Tax Expenditures: What are they and how are they structured?
Tax expenditures are revenue losses attributable to tax provisions that often result from the use of the tax system to promote social goals without incurring direct expenditures. How tax expenditures are structured affects both who will benefit from them and how much they will reduce federal revenues.
- Income tax provisions generally seek to promote one or more of three broad objectives: measuring income accurately, distributing fiscal benefits and burdens based on a household’s ability to pay, and promoting activities or behavior that are considered socially desirable. Tax expenditures are tax provisions that are not structural features of the income tax or necessary to measure income accurately.
- There is some debate about whether distributionally-oriented tax provisions should be considered tax expenditures and, if so, which ones should be. Similarly, commentators debate which provisions should be considered structural features of the income tax.
- Each year the Office of Tax Analysis at the Treasury Department and the Joint Committee on Taxation publish separate lists of income tax expenditures and their estimated cost in foregone revenue. Some commentators have suggested that this Tax Expenditure Budget should be broadened to include tax
expenditures within the payroll, wealth transfer, and excise taxes.

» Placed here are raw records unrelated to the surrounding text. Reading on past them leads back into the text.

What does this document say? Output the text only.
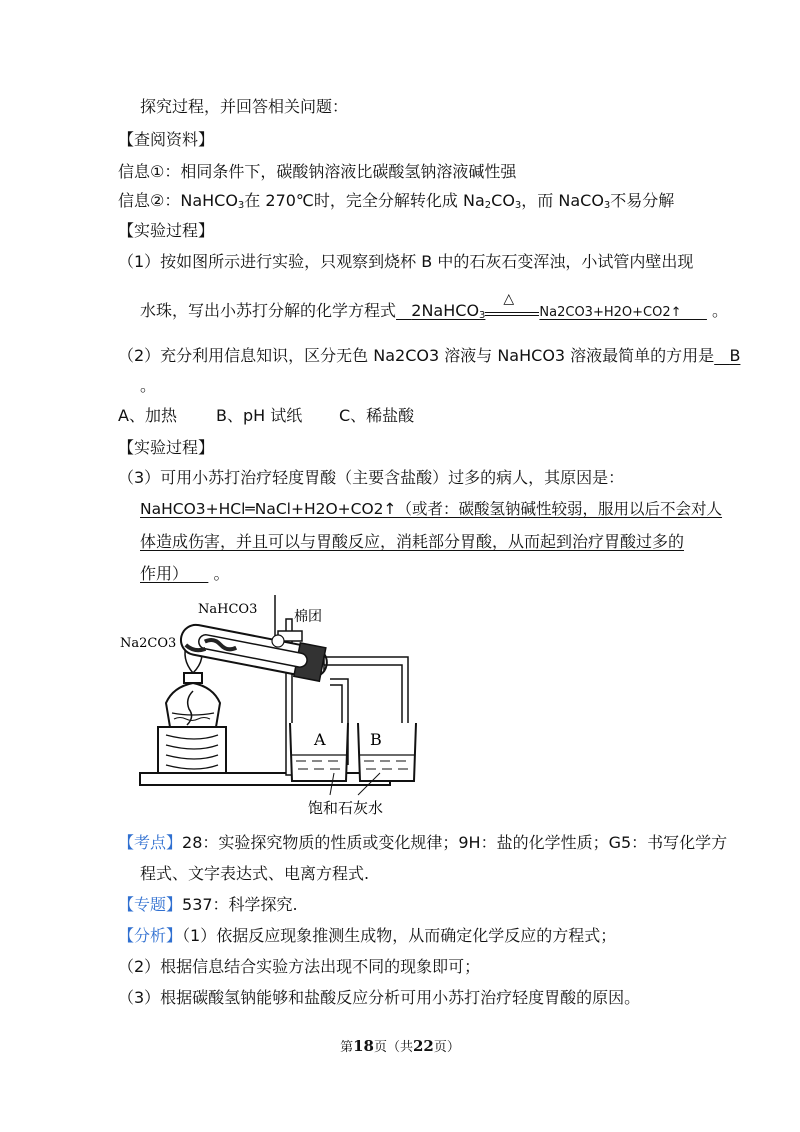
探究过程，并回答相关问题：
【查阅资料】
信息①：相同条件下，碳酸钠溶液比碳酸氢钠溶液碱性强
信息②：NaHCO$_3$在 270℃时，完全分解转化成 $Na_2CO_3$，而 NaCO$_3$不易分解
【实验过程】
（1）按如图所示进行实验，只观察到烧杯 B 中的石灰石变浑浊，小试管内壁出现
水珠，写出小苏打分解的化学方程式 2NaHCO$_3$
△
Na2CO3+H2O+CO2↑ 。
（2）充分利用信息知识，区分无色 Na2CO3 溶液与 NaHCO3 溶液最简单的方用是 B
。
A、加热 B、pH 试纸 C、稀盐酸
【实验过程】
（3）可用小苏打治疗轻度胃酸（主要含盐酸）过多的病人，其原因是：
NaHCO3+HCl═NaCl+H2O+CO2↑（或者：碳酸氢钠碱性较弱，服用以后不会对人
体造成伤害，并且可以与胃酸反应，消耗部分胃酸，从而起到治疗胃酸过多的
作用） 。
NaHCO3
Na2CO3
棉团
A	B
饱和石灰水
【考点】28：实验探究物质的性质或变化规律；9H：盐的化学性质；G5：书写化学方
程式、文字表达式、电离方程式.
【专题】537：科学探究.
【分析】（1）依据反应现象推测生成物，从而确定化学反应的方程式；
（2）根据信息结合实验方法出现不同的现象即可；
（3）根据碳酸氢钠能够和盐酸反应分析可用小苏打治疗轻度胃酸的原因。
第18页（共22页）
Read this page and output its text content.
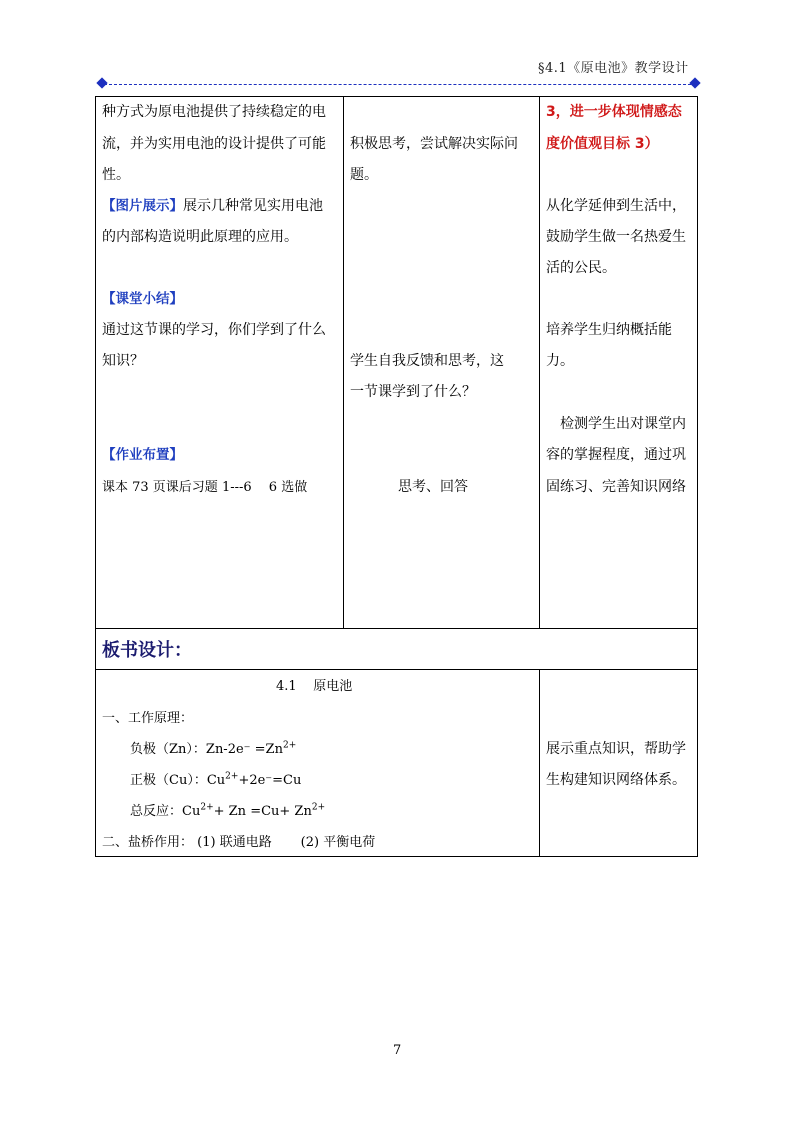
§4.1《原电池》教学设计
种方式为原电池提供了持续稳定的电
流，并为实用电池的设计提供了可能
性。
【图片展示】展示几种常见实用电池
的内部构造说明此原理的应用。
【课堂小结】
通过这节课的学习，你们学到了什么
知识？
【作业布置】
课本 73 页课后习题 1---6　 6 选做
积极思考，尝试解决实际问
题。
学生自我反馈和思考，这
一节课学到了什么？
思考、回答
3，进一步体现情感态
度价值观目标 3）
从化学延伸到生活中，
鼓励学生做一名热爱生
活的公民。
培养学生归纳概括能
力。
检测学生出对课堂内
容的掌握程度，通过巩
固练习、完善知识网络
板书设计：
4.1 原电池
一、工作原理：
负极（Zn）：$Zn-2e^- =Zn^{2+}$
正极（Cu）：$Cu^{2+}+2e^-=Cu$
总反应：$Cu^{2+}+ Zn =Cu+ Zn^{2+}$
二、盐桥作用： (1) 联通电路 (2) 平衡电荷
展示重点知识，帮助学
生构建知识网络体系。
7
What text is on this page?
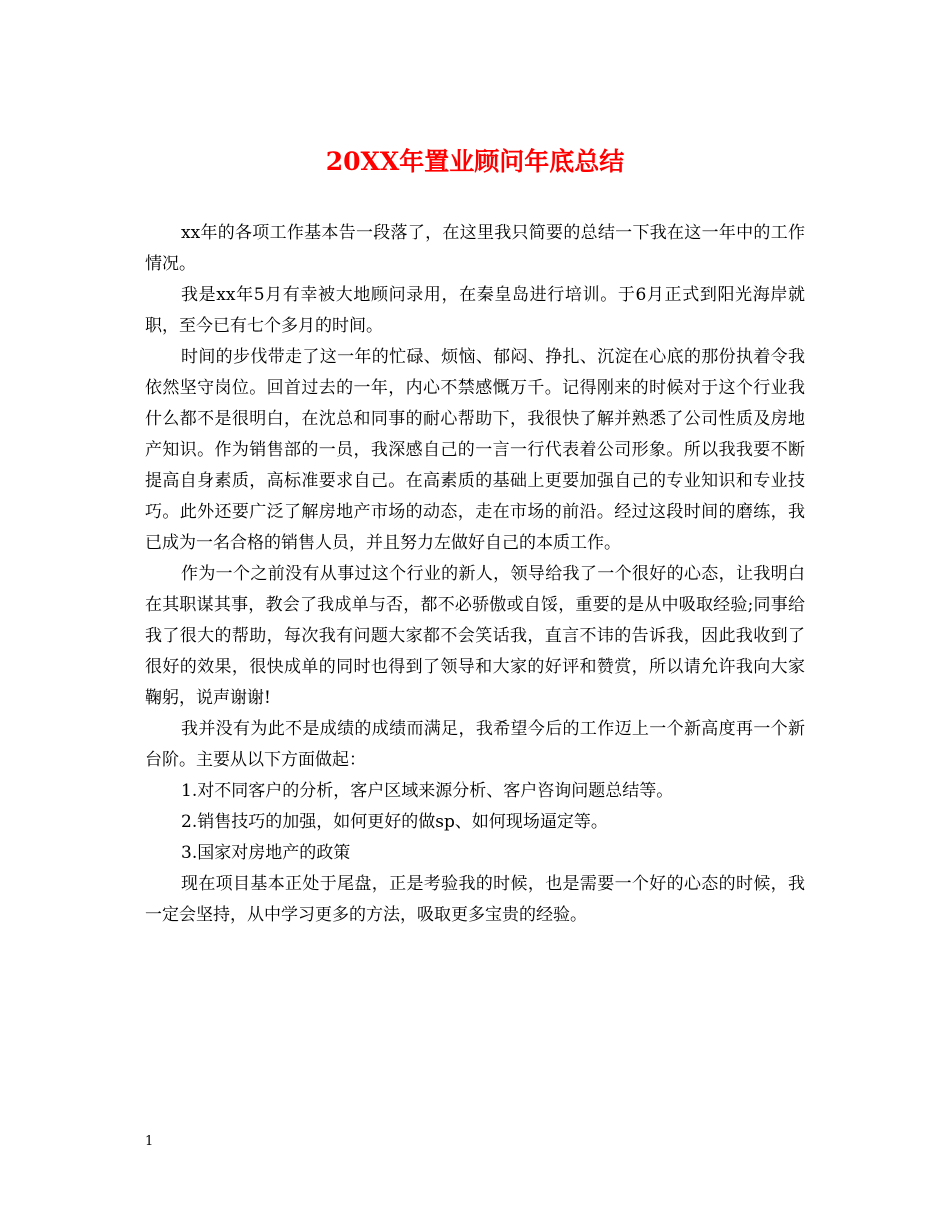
20XX年置业顾问年底总结

xx年的各项工作基本告一段落了，在这里我只简要的总结一下我在这一年中的工作情况。

我是xx年5月有幸被大地顾问录用，在秦皇岛进行培训。于6月正式到阳光海岸就职，至今已有七个多月的时间。

时间的步伐带走了这一年的忙碌、烦恼、郁闷、挣扎、沉淀在心底的那份执着令我依然坚守岗位。回首过去的一年，内心不禁感慨万千。记得刚来的时候对于这个行业我什么都不是很明白，在沈总和同事的耐心帮助下，我很快了解并熟悉了公司性质及房地产知识。作为销售部的一员，我深感自己的一言一行代表着公司形象。所以我我要不断提高自身素质，高标准要求自己。在高素质的基础上更要加强自己的专业知识和专业技巧。此外还要广泛了解房地产市场的动态，走在市场的前沿。经过这段时间的磨练，我已成为一名合格的销售人员，并且努力左做好自己的本质工作。

作为一个之前没有从事过这个行业的新人，领导给我了一个很好的心态，让我明白在其职谋其事，教会了我成单与否，都不必骄傲或自馁，重要的是从中吸取经验;同事给我了很大的帮助，每次我有问题大家都不会笑话我，直言不讳的告诉我，因此我收到了很好的效果，很快成单的同时也得到了领导和大家的好评和赞赏，所以请允许我向大家鞠躬，说声谢谢!

我并没有为此不是成绩的成绩而满足，我希望今后的工作迈上一个新高度再一个新台阶。主要从以下方面做起：

1.对不同客户的分析，客户区域来源分析、客户咨询问题总结等。

2.销售技巧的加强，如何更好的做sp、如何现场逼定等。

3.国家对房地产的政策

现在项目基本正处于尾盘，正是考验我的时候，也是需要一个好的心态的时候，我一定会坚持，从中学习更多的方法，吸取更多宝贵的经验。

1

- Tax expenditures can take many forms. Some result from tax provisions that reduce the present value of taxable income through deferral allowances, or special exclusions, exemptions, or deductions from gross income. Others affect a household’s after-tax income more directly through tax credits or preferential rates for specific activities.
- Individual income tax expenditures are typically structured either as deductions or exclusions, non-refundable tax credits, or refundable tax credits. With non-refundable credits, taxpayers may only use the credit to reduce or eliminate positive income tax liability. In contrast, refundable credits do not have that restriction: if the credit exceeds pre-credit tax liability, the tax filer still receives the excess as a payment.
- Deductions and exclusions accounted for more than 80 percent of the major individual income tax expenditures in 2008 (see figure 1). However, the use of refundable tax credits has increased over time, primarily because of the growth of the earned income tax credit (EITC) (see figure 2).